A lei que determina a medida foi sancionada pelo prefeito Silvio Mendes
Por Alanna Cerqueira

Foto: Grande Piauí Imagem Ilustrativa
Imagem Ilustrativa

O prefeito de Teresina, Silvio Mendes, sancionou a lei que obriga as empresas responsáveis pelo fornecimento de água e esgoto na capital, a oferecer opções de quitação de dívidas aos consumidores antes de suspender os serviços.

A lei que determina a medida foi publicada na edição de quarta-feira (15). Ela entrará em vigor em 60 dias a partir da data de publicação.

Segundo a norma, as empresas devem apresentar as ofertas para o pagamento de dívidas pendentes por meio de cartão de crédito, cartão de débito, transferência, Pix, código QR ou outras formas.

"O pagamento do débito deverá ser ofertado no mesmo dia e em momento anterior a suspensão do serviço, no ato do corte. Qualquer pessoa poderá denunciar o descumprimento das normas contidas nesta lei aos órgãos competentes", diz um trecho da lei.

Caso o funcionário das concessionárias não encontre o responsável pelo endereço, está autorizado a fazer o corte. No entanto, ele deve deixar uma mensagem por escrito informando sobre a suspensão dos serviços.

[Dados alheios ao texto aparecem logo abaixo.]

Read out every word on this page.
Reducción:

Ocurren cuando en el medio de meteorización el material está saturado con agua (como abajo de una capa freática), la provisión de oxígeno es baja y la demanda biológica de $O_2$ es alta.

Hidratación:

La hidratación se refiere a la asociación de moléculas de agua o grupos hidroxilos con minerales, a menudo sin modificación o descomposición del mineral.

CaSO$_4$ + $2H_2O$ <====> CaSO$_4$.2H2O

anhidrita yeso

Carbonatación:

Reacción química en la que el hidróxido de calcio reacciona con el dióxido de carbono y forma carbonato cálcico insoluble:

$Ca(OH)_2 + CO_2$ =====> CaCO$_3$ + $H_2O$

Em caso de descumprimento, as empresas poderão receber advertência, com prazo de 30 dias para regularizar a situação, e multa de R$ 500 a R$ 8 mil por infração, com valor dobrado por reincidência.

As concessionárias terão 10 dias para apresentar resposta após serem notificadas. Se a defesa delas não for aceita, deverão pagar a multa em até 15 dias.

O projeto de lei é de autoria do vereador Leondidas Júnior (PSB) e aprovado por unanimidade pela Câmara de Teresina em 10 de março.